(197b) Direct Propylene Epoxidation By Water Oxidation on PdPtOx Electrocatalysts

Direct electrochemical propylene epoxidation shows promise in displacing incumbent routes of epoxidation involving hazardous and costly oxidants (peroxides, chlorine) while using renewable electricity. Equimolar Pd and Pt maximize partial current densities and faradaic efficiencies (FE) of propylene oxide formation, greatly exceeding the performance of monometallic PdO_x or PtO_x. Increasing oxidation temperatures of Pd₁Pt₁ increases epoxidation FE non-monotonically, maximized at 500°C. This temperature enriches an oxidic tetragonal phase relative to a metallic face-center cubic phase, consistent with XAS showing a maximized Pt–O coordination. However, monometallic Pd and Pt catalysts treated 500°C exist primarily as PdO or metallic Pt, respectively. This conclusion agrees with XPS data showing that>85% of surface Pt exists in a 2⁺ oxidation state in PdPtO_x. Thus, combining Pd and Pt stabilizes PtO-like structures, which are likely the most active sites for water oxidation and O-atom transfer to propylene.

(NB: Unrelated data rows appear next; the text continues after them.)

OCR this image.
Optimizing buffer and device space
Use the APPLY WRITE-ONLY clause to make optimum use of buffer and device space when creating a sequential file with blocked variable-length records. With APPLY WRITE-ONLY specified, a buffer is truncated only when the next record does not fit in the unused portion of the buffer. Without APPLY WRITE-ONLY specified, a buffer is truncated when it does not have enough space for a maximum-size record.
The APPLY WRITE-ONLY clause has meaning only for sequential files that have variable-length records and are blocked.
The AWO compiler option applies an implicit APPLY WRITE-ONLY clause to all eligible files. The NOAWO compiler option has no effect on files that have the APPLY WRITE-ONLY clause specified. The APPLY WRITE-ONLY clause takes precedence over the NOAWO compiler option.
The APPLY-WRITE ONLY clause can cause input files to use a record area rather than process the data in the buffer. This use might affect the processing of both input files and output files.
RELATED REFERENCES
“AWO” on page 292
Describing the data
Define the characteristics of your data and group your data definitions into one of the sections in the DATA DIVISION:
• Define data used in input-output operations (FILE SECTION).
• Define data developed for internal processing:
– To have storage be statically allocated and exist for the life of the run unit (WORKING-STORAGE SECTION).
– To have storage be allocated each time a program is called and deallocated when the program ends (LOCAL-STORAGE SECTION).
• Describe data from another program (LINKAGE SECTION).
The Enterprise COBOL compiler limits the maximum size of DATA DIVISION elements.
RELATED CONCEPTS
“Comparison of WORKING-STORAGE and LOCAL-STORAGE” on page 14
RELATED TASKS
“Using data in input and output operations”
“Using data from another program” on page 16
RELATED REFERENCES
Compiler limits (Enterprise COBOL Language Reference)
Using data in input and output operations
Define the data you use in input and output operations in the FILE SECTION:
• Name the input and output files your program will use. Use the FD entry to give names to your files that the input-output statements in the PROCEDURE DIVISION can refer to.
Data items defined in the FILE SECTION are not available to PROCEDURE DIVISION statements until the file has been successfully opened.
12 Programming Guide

Epoxidation rates increase with H₂O concentration with a 2^nd-order dependence, suggesting two water molecules participate in the kinetically relevant step (KRS), consistent with (H₂O/D₂O) kinetic isotope effects. Epoxidation rates increase sublinearly with C₃H₆ pressure (n=0.4-0.7), consistent with C₃H₆* species saturating the surface. Rates and FEs of epoxidation increase exponentially with potential in aqueous electrolytes with Tafel slopes of 102 mV dec^-1, consistent with one-electron transfer to the most abundant reactive intermediate in the KRS. These findings agree with a mechanism involving the adsorption of H₂O and C₃H₆ to the surface of PtO active sites, which oxidize by sequential proton-coupled electron transfer steps (OH*→O*→OOH*→O₂). The KRS, however, likely involves the oxidation of O* to OOH* by two H₂O molecules, in which the fate of OOH* determines the selectivity of forming C₃H₆O or O₂ by distinct charge transfer steps. Overall, we elucidate the activate phase of PdPtO_x and determine the reaction mechanisms of epoxidation, leading to record epoxidation rates and FEs.